Japan Defence Minister quits amid plunging support for Abe


Embattled Japanese Defence Minister Tomomi Inada on Friday said she was resigning, after a series of gaffes, missteps and a cover-up at her ministry that have contributed to a sharp plunge in public support for Prime Minister Shinzo Abe.

Ms. Inada (58), an Abe protege who shares his conservative views, had already expected to be replaced in a likely cabinet reshuffle next week that Mr. Abe hopes will help repair his ratings.

Support for the Prime Minister has sunk below 30 per cent in some polls, due to scandals over suspected cronyism and a view among many voters that he and his aides took them for granted.

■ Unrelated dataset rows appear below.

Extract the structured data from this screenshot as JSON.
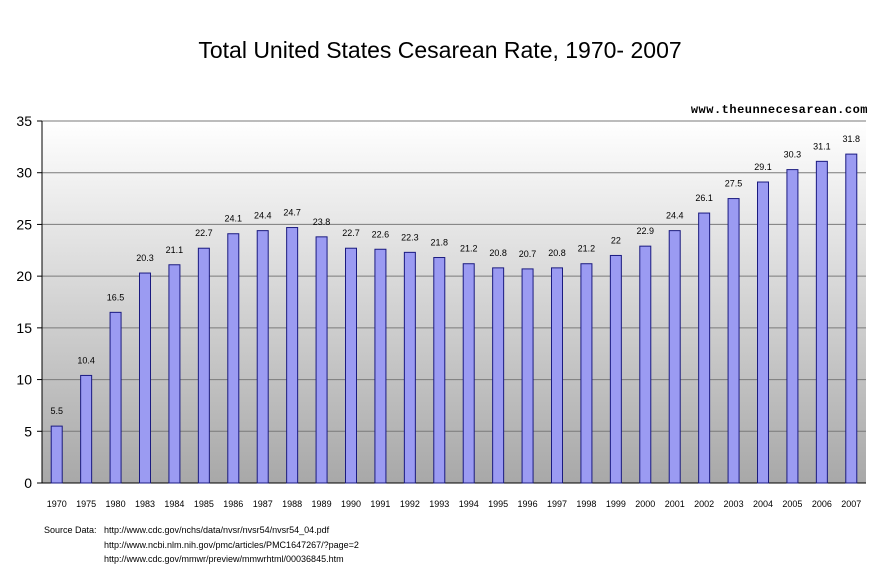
{
  "colors": {
    "bar_fill": "#9b9bf2",
    "bar_stroke": "#1a1a80",
    "plot_top": "#ffffff",
    "plot_bottom": "#a8a8a8",
    "grid": "#7a7a7a"
  },
  "chart_data": {
    "type": "bar",
    "title": "Total United States Cesarean Rate, 1970- 2007",
    "watermark": "www.theunnecesarean.com",
    "xlabel": "",
    "ylabel": "",
    "ylim": [
      0,
      35
    ],
    "yticks": [
      0,
      5,
      10,
      15,
      20,
      25,
      30,
      35
    ],
    "grid": true,
    "legend": "none",
    "categories": [
      "1970",
      "1975",
      "1980",
      "1983",
      "1984",
      "1985",
      "1986",
      "1987",
      "1988",
      "1989",
      "1990",
      "1991",
      "1992",
      "1993",
      "1994",
      "1995",
      "1996",
      "1997",
      "1998",
      "1999",
      "2000",
      "2001",
      "2002",
      "2003",
      "2004",
      "2005",
      "2006",
      "2007"
    ],
    "values": [
      5.5,
      10.4,
      16.5,
      20.3,
      21.1,
      22.7,
      24.1,
      24.4,
      24.7,
      23.8,
      22.7,
      22.6,
      22.3,
      21.8,
      21.2,
      20.8,
      20.7,
      20.8,
      21.2,
      22,
      22.9,
      24.4,
      26.1,
      27.5,
      29.1,
      30.3,
      31.1,
      31.8
    ]
  },
  "source": {
    "label": "Source Data:",
    "urls": [
      "http://www.cdc.gov/nchs/data/nvsr/nvsr54/nvsr54_04.pdf",
      "http://www.ncbi.nlm.nih.gov/pmc/articles/PMC1647267/?page=2",
      "http://www.cdc.gov/mmwr/preview/mmwrhtml/00036845.htm"
    ]
  }
}
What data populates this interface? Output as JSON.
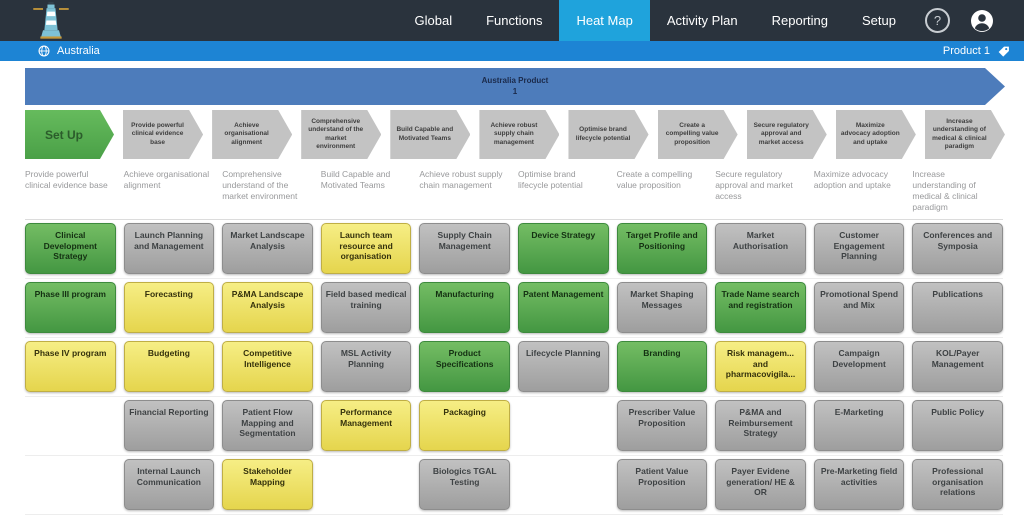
{
  "header": {
    "nav_items": [
      {
        "label": "Global",
        "active": false
      },
      {
        "label": "Functions",
        "active": false
      },
      {
        "label": "Heat Map",
        "active": true
      },
      {
        "label": "Activity Plan",
        "active": false
      },
      {
        "label": "Reporting",
        "active": false
      },
      {
        "label": "Setup",
        "active": false
      }
    ],
    "help_label": "?"
  },
  "toolbar": {
    "country": "Australia",
    "product": "Product 1"
  },
  "banner": {
    "line1": "Australia Product",
    "line2": "1"
  },
  "process_chevrons": [
    {
      "label": "Set Up",
      "color": "green"
    },
    {
      "label": "Provide powerful clinical evidence base",
      "color": "gray"
    },
    {
      "label": "Achieve organisational alignment",
      "color": "gray"
    },
    {
      "label": "Comprehensive understand of the market environment",
      "color": "gray"
    },
    {
      "label": "Build Capable and Motivated Teams",
      "color": "gray"
    },
    {
      "label": "Achieve robust supply chain management",
      "color": "gray"
    },
    {
      "label": "Optimise brand lifecycle potential",
      "color": "gray"
    },
    {
      "label": "Create a compelling value proposition",
      "color": "gray"
    },
    {
      "label": "Secure regulatory approval and market access",
      "color": "gray"
    },
    {
      "label": "Maximize advocacy adoption and uptake",
      "color": "gray"
    },
    {
      "label": "Increase understanding of medical & clinical paradigm",
      "color": "gray"
    }
  ],
  "heatmap": {
    "columns": [
      {
        "header": "Provide powerful clinical evidence base",
        "cards": [
          {
            "label": "Clinical Development Strategy",
            "status": "green"
          },
          {
            "label": "Phase III program",
            "status": "green"
          },
          {
            "label": "Phase IV program",
            "status": "yellow"
          }
        ]
      },
      {
        "header": "Achieve organisational alignment",
        "cards": [
          {
            "label": "Launch Planning and Management",
            "status": "gray"
          },
          {
            "label": "Forecasting",
            "status": "yellow"
          },
          {
            "label": "Budgeting",
            "status": "yellow"
          },
          {
            "label": "Financial Reporting",
            "status": "gray"
          },
          {
            "label": "Internal Launch Communication",
            "status": "gray"
          }
        ]
      },
      {
        "header": "Comprehensive understand of the market environment",
        "cards": [
          {
            "label": "Market Landscape Analysis",
            "status": "gray"
          },
          {
            "label": "P&MA Landscape Analysis",
            "status": "yellow"
          },
          {
            "label": "Competitive Intelligence",
            "status": "yellow"
          },
          {
            "label": "Patient Flow Mapping and Segmentation",
            "status": "gray"
          },
          {
            "label": "Stakeholder Mapping",
            "status": "yellow"
          }
        ]
      },
      {
        "header": "Build Capable and Motivated Teams",
        "cards": [
          {
            "label": "Launch team resource and organisation",
            "status": "yellow"
          },
          {
            "label": "Field based medical training",
            "status": "gray"
          },
          {
            "label": "MSL Activity Planning",
            "status": "gray"
          },
          {
            "label": "Performance Management",
            "status": "yellow"
          }
        ]
      },
      {
        "header": "Achieve robust supply chain management",
        "cards": [
          {
            "label": "Supply Chain Management",
            "status": "gray"
          },
          {
            "label": "Manufacturing",
            "status": "green"
          },
          {
            "label": "Product Specifications",
            "status": "green"
          },
          {
            "label": "Packaging",
            "status": "yellow"
          },
          {
            "label": "Biologics TGAL Testing",
            "status": "gray"
          }
        ]
      },
      {
        "header": "Optimise brand lifecycle potential",
        "cards": [
          {
            "label": "Device Strategy",
            "status": "green"
          },
          {
            "label": "Patent Management",
            "status": "green"
          },
          {
            "label": "Lifecycle Planning",
            "status": "gray"
          }
        ]
      },
      {
        "header": "Create a compelling value proposition",
        "cards": [
          {
            "label": "Target Profile and Positioning",
            "status": "green"
          },
          {
            "label": "Market Shaping Messages",
            "status": "gray"
          },
          {
            "label": "Branding",
            "status": "green"
          },
          {
            "label": "Prescriber Value Proposition",
            "status": "gray"
          },
          {
            "label": "Patient Value Proposition",
            "status": "gray"
          }
        ]
      },
      {
        "header": "Secure regulatory approval and market access",
        "cards": [
          {
            "label": "Market Authorisation",
            "status": "gray"
          },
          {
            "label": "Trade Name search and registration",
            "status": "green"
          },
          {
            "label": "Risk managem... and pharmacovigila...",
            "status": "yellow"
          },
          {
            "label": "P&MA and Reimbursement Strategy",
            "status": "gray"
          },
          {
            "label": "Payer Evidene generation/ HE & OR",
            "status": "gray"
          }
        ]
      },
      {
        "header": "Maximize advocacy adoption and uptake",
        "cards": [
          {
            "label": "Customer Engagement Planning",
            "status": "gray"
          },
          {
            "label": "Promotional Spend and Mix",
            "status": "gray"
          },
          {
            "label": "Campaign Development",
            "status": "gray"
          },
          {
            "label": "E-Marketing",
            "status": "gray"
          },
          {
            "label": "Pre-Marketing field activities",
            "status": "gray"
          }
        ]
      },
      {
        "header": "Increase understanding of medical & clinical paradigm",
        "cards": [
          {
            "label": "Conferences and Symposia",
            "status": "gray"
          },
          {
            "label": "Publications",
            "status": "gray"
          },
          {
            "label": "KOL/Payer Management",
            "status": "gray"
          },
          {
            "label": "Public Policy",
            "status": "gray"
          },
          {
            "label": "Professional organisation relations",
            "status": "gray"
          }
        ]
      }
    ]
  },
  "colors": {
    "nav_dark": "#2a333d",
    "accent_tab": "#1fa3dc",
    "bar_blue": "#1d84d4",
    "banner_blue": "#4d7cbb",
    "status_green": "#55a94c",
    "status_yellow": "#eddf5e",
    "status_gray": "#b2b2b2"
  }
}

Speaking to reporters after Ms. Inada announced her resignation at a separate news conference, Mr. Abe apologised “to the people from my heart”.

He said Foreign Minister Fumio Kishida would add the defence portfolio to his duties, to eliminate any gap at a time when Japan faces tough security challenges, such as volatile North Korea.

Mr. Abe, however, had drawn fire from both ruling and opposition party lawmakers for retaining Ms. Inada despite her missteps and perceived incompetence.

“He should have thrown Inada under the bus long ago doing so on the eve of a cabinet reshuffle only looks like desperation,” said Jeffrey Kingston, director of Asian Studies at Temple University Japan.

The resignation coincided with a report of an investigation into suspicions that defence ministry officials tried to hide logs showing worsening security in South Sudan, where Japanese troops joined in a U.S.-led peacekeeping operation.

Critics said troop deployment in the dangerous environment violated conditions set for such activities in line with Japan's pacifist constitution. No Japanese troops have died in combat since World War Two and the growing chaos in South Sudan fuelled concern.

Mr. Abe, who returned to power in December 2012 promising to revive the economy and bolster defence, had until recently been seen as likely to win a third term when his tenure ends in September 2018, putting him on track to be Japan's longest-serving prime minister.

But the ratings plunge is making it more likely that LDP rivals will challenge him for the top party post - and the premiership.

The main opposition Democratic Party, however, has failed to capitalise on Mr. Abe's troubles.

Its leader, Renho, who goes by one name, said on Thursday she would resign as the best way to try to repair her party's image, tarnished by persistent bickering and memories of its rocky 2009-2012 rule.

Financial markets are taking the political developments in stride. “Until it gets to the point where Mr. Abe is going to resign, this is not affecting markets at all,” said Mitsushige Ando, chief fund manager at Ichiyoshi Asset Management.